Horreur, malheur ! La photo de votre fils tirant au but à la finale régionale de foot est ratée ! Celles des chutes du Niagara prises lors de vos dernières vacances sont toutes surexposées, quant à celle de la mariée qui jette son bouquet, elle est tellement sous-exposée qu'on ne voit rien… ou presque. Point commun de ces photos : il est impossible de les refaire, car le moment ne se représentera plus. Certes, il existe des logiciels de retouche permettant de rattraper des erreurs d'exposition, mais dans certaines limites.
Si seulement vous pouviez retourner en arrière pour refaire la photo avec de nouveaux réglages… Eh bien, c'est possible ! Non pas avec un téléporteur couplé à une machine à remonter le temps, mais grâce au format Raw !

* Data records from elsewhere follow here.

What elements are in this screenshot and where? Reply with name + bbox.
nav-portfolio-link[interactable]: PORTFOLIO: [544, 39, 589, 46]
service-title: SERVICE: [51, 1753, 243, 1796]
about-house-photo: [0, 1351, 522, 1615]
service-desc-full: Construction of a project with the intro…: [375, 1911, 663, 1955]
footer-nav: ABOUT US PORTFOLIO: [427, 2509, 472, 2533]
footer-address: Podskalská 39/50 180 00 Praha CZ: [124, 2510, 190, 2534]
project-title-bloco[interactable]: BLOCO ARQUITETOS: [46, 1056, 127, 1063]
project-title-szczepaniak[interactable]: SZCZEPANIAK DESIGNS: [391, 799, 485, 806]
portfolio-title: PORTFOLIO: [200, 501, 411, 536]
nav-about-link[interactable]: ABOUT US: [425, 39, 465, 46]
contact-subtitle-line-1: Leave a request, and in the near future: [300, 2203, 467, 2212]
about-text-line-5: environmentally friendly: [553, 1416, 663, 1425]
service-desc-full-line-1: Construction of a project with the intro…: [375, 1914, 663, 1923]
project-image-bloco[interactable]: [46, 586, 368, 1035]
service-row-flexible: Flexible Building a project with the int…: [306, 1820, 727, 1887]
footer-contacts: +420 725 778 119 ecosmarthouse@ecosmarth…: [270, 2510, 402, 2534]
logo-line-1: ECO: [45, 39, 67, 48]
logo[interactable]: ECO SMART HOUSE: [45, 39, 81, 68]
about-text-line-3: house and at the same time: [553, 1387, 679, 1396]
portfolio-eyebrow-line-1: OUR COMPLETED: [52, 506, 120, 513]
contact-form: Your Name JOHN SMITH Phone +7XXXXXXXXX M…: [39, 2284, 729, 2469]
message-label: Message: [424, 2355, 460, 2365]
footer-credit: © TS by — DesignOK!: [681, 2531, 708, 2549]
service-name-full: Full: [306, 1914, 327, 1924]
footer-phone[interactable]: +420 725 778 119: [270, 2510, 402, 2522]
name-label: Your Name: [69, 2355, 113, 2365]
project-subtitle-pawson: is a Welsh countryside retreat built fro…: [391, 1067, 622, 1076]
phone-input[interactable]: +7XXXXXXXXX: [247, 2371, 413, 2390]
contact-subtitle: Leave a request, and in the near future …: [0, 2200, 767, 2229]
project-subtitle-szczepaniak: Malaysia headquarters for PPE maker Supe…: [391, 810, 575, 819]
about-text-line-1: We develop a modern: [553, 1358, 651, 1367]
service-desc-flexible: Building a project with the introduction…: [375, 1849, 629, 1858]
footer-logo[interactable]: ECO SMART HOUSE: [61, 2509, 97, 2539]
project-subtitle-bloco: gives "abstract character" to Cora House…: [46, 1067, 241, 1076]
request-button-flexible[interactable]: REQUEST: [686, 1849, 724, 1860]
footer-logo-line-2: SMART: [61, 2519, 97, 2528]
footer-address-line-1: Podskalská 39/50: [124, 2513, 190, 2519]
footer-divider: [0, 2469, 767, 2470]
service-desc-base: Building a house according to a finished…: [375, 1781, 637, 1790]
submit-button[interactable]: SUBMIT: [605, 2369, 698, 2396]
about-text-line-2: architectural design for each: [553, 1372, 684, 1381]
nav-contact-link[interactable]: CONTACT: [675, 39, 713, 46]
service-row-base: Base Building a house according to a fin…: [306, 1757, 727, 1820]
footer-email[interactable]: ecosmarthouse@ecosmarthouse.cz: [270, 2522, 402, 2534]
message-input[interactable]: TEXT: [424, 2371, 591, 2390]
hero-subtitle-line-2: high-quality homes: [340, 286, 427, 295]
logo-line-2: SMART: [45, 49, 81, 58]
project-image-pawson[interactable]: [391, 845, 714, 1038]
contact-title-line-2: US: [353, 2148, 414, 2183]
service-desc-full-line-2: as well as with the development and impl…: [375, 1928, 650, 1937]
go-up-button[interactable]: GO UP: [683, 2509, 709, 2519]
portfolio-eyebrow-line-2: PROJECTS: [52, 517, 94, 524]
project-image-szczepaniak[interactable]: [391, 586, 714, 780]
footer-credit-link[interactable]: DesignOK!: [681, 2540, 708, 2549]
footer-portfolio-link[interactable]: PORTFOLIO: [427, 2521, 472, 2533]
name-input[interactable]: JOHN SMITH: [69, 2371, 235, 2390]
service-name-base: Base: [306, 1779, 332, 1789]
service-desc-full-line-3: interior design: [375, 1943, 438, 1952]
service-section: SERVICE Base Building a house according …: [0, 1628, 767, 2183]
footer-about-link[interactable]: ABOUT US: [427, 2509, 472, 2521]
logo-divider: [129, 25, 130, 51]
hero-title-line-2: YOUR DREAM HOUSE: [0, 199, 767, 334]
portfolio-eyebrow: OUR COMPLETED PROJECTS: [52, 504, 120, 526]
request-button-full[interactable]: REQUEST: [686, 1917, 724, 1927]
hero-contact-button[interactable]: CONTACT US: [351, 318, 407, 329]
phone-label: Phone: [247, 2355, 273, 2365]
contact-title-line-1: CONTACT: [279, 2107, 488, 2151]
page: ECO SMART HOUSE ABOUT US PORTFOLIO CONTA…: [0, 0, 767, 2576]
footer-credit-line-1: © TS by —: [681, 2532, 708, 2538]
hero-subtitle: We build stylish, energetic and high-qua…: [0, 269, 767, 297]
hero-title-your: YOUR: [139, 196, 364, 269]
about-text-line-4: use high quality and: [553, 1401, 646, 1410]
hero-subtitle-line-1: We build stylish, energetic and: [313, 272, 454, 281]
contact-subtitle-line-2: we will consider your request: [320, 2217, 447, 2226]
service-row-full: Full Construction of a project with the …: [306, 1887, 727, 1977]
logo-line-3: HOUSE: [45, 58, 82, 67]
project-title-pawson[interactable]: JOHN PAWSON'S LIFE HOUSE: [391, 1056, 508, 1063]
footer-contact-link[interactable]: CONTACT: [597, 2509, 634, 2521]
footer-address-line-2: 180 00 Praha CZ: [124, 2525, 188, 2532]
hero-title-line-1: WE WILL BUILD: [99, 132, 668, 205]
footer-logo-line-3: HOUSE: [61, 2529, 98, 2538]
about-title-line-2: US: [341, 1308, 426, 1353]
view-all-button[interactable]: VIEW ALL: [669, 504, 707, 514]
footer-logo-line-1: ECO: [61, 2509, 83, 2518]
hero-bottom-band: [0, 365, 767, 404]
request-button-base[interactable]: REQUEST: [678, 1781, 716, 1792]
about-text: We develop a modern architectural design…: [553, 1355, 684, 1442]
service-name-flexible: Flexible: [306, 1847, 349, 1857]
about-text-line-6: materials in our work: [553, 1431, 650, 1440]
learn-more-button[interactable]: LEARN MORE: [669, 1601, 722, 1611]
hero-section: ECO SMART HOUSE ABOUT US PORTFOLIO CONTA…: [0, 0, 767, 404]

En effet, il n'y a pas que les formats Jpeg ou Tiff pour enregistrer des photos. Sur tous les appareils reflex numériques et sur certains compacts de haut de gamme existe aussi le Raw. Son principal défaut est de “ taille ” : celle du fichier ! La même photo, enregistrée avec les mêmes réglages, pèsera 1,3 Mo en Jpeg, contre 16,5 Mo en Raw. Mais le jeu en vaut la chandelle. L'exemple ci-dessus est extrême, certes, mais très parlant.
Nous avons pris deux clichés identiques dans un lieu très sombre, en faisant exprès de sous-exposer complètement l'ensemble. Résultat, les deux tirages sont totalement noirs. En Jpeg, quel que soit le logiciel de retouche utilisé, un fichier réellement noir que l'on manipule donnera forcément un fichier noir : impossible de récupérer quoi que ce soit ! En Raw, il ne s'agit que de l'aperçu obtenu par les réglages choisis au moment de la prise de vue : il suffit d'en appliquer d'autres pour choisir une autre valeur d'exposition par exemple, et… les éléments apparaissent. Magique !
Si de nombreux appareils sont capables d'enregistrer leurs images au format Raw, les fichiers correspondants n'ont pas une extension de type image.raw. En effet, pour des raisons purement commerciales, chaque constructeur enferme le format Raw dans un fichier propriétaire, avec une extension qui lui est propre, pour que seuls les logiciels du même constructeur (vendus à prix d'or) puissent les ouvrir…
Heureusement, on trouve aujourd'hui des logiciels capables d'ouvrir de nombreux fichiers Raw, mais pas tous ! Avant d'en choisir un, vérifiez qu'il prend bien en charge vos fichiers Raw. Voici donc, dans le tableau ci-dessous, les différentes extensions utilisées par les constructeurs pour enregistrer leurs fichiers Raw.
Bit
Contraction de binary digit. Plus petite unité informatique binaire dont la valeur est 0 ou 1. Huit bits forment un octet. Par exemple, 00000011 est l'octet dont la valeur décimale est 3.
Capteur CCD
Circuit électronique qui transforme la lumière en signal électrique. Il est formé d'une matrice d'éléments sensibles (les photosites) qui forment les points (les pixels) de l'image obtenue.
Jpeg
Format de fichier graphique très répandu qui autorise une compression variable des images pouvant aller jusqu'au facteur 150 par rapport à l'original. Une forte compression permet d'obtenir des fichiers plus petits, mais l'image est moins bonne.
ISO
En photo argentique ou numérique, le terme ISO désigne une échelle servant à chiffrer la sensibilité d'une pellicule ou d'un capteur. On parle ainsi de sensibilité de 100 ISO ou 400 ISO.
Tiff
Format de compression d'images sans perte, ou non destructeur, contrairement au Jpeg.